Отдельной стопкой лежали копии договоров, которые фирма «Фокус» заключала с престарелыми гражданами, позарившимися на ежедневную бутылку кефира, булку хлеба и пачку пельменей — это был обычный набор, который поставляли фокусники своим клиентам. Тут же лежали копии свидетельств о смерти. На отдельном листке Пафнутьев выписал даты договоров и даты смертей, они различались в полгода, иногда месяцев в девять — клиенты умирали, даже года не попользовавшись даровым кефиром.
В дверь раздался негромкий осторожный стук, и когда она чуть приоткрылась, в щель протиснулась печальная мордочка эксперта Худолея.
— Позвольте, Павел Николаевич?
— Входи.
— Спасибо, Павел Николаевич… Это очень любезно с вашей стороны.
— Что любезно? — хмуро спросил Пафнутьев.
— То, что вы позволили мне войти… Знаете, не в каждый кабинет можно вот так запросто зайти и встретить самое радушное, самое теплое человеческое отношение. Помню, как-то оказался я в кабинете..
— Заткнись.
— Хорошо, — кивнул Худолей. — Знаете, если человек без церемоний, глядя в глаза, говорит все, что о тебе думает, высказывает свое отношение… Это хороший, прекрасный, душевный человек. Вы знаете, кого я имею в виду, Павел Николаевич…
— Себя?
— Нет, я имею в виду вас, с вашего позволения, — Худолей прижал к груди ладошки, розоватые, как мороженые тушки морского окуня, склонил головку к плечу и посмотрел на Пафнутьева с такой трепетной преданностью, что тот не выдержал, сжалился, усмехнулся. — Как вам понравились снимки? — спросил Худолей, увидев на столе разложенные фотографии. — Мне кажется, удались, а?
— Очень красивые, — похвалил Пафнутьев. — Когда закончится дело, я возьму их себе и повешу над кроватью.
— И правильно, — охотно согласился Худолей, — они украсят любую квартиру. А что касается вашей, то каждый гость сразу догадается, к кому он попал.
— О, Боже, — простонал Пафнутьев. — Остановись… Нет больше сил.
— Что у тебя в конверте?
— Снимки, — Худолей запустил в конверт розовую свою ладошку и вынул несколько снимков. Прежде чем отдать их Пафнутьеву, он сам полюбовался каждым, словно бы не в силах расстаться с ними.
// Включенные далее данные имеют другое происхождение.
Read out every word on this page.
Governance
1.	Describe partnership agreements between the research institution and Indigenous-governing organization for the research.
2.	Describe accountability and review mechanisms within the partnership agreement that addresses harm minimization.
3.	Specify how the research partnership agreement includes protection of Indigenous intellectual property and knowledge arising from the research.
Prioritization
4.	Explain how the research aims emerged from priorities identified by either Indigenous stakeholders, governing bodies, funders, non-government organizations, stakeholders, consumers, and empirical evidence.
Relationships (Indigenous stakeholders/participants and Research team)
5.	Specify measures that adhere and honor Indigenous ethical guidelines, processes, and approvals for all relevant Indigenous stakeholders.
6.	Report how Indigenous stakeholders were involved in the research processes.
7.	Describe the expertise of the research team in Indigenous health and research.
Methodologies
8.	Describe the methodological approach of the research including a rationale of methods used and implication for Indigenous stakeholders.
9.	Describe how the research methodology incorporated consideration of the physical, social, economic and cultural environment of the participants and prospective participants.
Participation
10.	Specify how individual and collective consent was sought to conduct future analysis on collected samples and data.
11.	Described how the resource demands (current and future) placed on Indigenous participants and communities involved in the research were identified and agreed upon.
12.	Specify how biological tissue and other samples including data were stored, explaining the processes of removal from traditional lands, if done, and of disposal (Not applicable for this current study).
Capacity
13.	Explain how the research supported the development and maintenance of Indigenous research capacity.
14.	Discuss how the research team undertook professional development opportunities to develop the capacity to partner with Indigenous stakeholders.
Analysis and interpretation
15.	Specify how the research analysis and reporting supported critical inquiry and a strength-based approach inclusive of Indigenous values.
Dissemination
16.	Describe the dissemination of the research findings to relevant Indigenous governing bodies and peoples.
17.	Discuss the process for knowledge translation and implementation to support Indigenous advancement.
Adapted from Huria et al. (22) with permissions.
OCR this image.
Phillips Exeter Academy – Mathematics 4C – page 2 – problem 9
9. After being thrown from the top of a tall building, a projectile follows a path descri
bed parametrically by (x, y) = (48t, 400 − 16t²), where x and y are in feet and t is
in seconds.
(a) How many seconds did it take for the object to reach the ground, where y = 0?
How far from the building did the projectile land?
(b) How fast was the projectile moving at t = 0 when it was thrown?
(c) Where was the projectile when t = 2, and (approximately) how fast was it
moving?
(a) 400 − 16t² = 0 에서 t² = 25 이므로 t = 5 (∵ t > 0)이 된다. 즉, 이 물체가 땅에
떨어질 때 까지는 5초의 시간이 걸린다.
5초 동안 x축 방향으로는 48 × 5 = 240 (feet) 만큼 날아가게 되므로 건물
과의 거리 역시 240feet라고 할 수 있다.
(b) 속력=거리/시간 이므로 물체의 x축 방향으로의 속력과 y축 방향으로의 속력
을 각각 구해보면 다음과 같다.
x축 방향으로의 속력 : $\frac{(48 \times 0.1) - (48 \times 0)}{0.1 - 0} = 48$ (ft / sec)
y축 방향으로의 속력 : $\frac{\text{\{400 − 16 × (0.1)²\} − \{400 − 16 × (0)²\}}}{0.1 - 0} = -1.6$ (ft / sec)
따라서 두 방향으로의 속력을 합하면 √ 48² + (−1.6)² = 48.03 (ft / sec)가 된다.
Пафнутьев взял снимки. На всех была изображена девочка, которую он всего несколько дней назад пытался купить возле универмага. Она уже не спала — глаза ее были открыты, причем, как ему показалось, радостно блестели. На одном снимке крупно, очень крупно Худолей отпечатал руку девочки выше локтя — на ней можно было различить небольшую припухлость и след укола.
— Как она себя чувствует? — спросил Пафнутьев, всматриваясь в снимок девочки. Он только сейчас увидел между бровей еле заметную родинку.
— Прекрасный ребенок! Вы знаете, как только я ее увидел, в сердце у меня будто отозвалось что-то… Представляете, ведь и я таким был когда-то. А?
— Да? — удивился Пафнутьев. — Странно… Мне всегда казалось что ты все-таки мужского рода. Долго же ты скрывался, долго таился.
— Павел Николаевич! — в ужасе закричал Худолей. — Как вы могли подумать?! Неужели вы ничего не видите во мне мужского?
— А ты? Видишь иногда на себе что-нибудь мужское?
— А штаны! — вскричал Худолей.
— Ах, да… Действительно. Виноват, — Пафнутьев взял конверт со снимками и бросил их на угол стола. В этот момент раскрылась дверь и вошли трое довольно упитанных молодых людей.
— Слушаю, вас, ребята, — сказал Пафнутьев.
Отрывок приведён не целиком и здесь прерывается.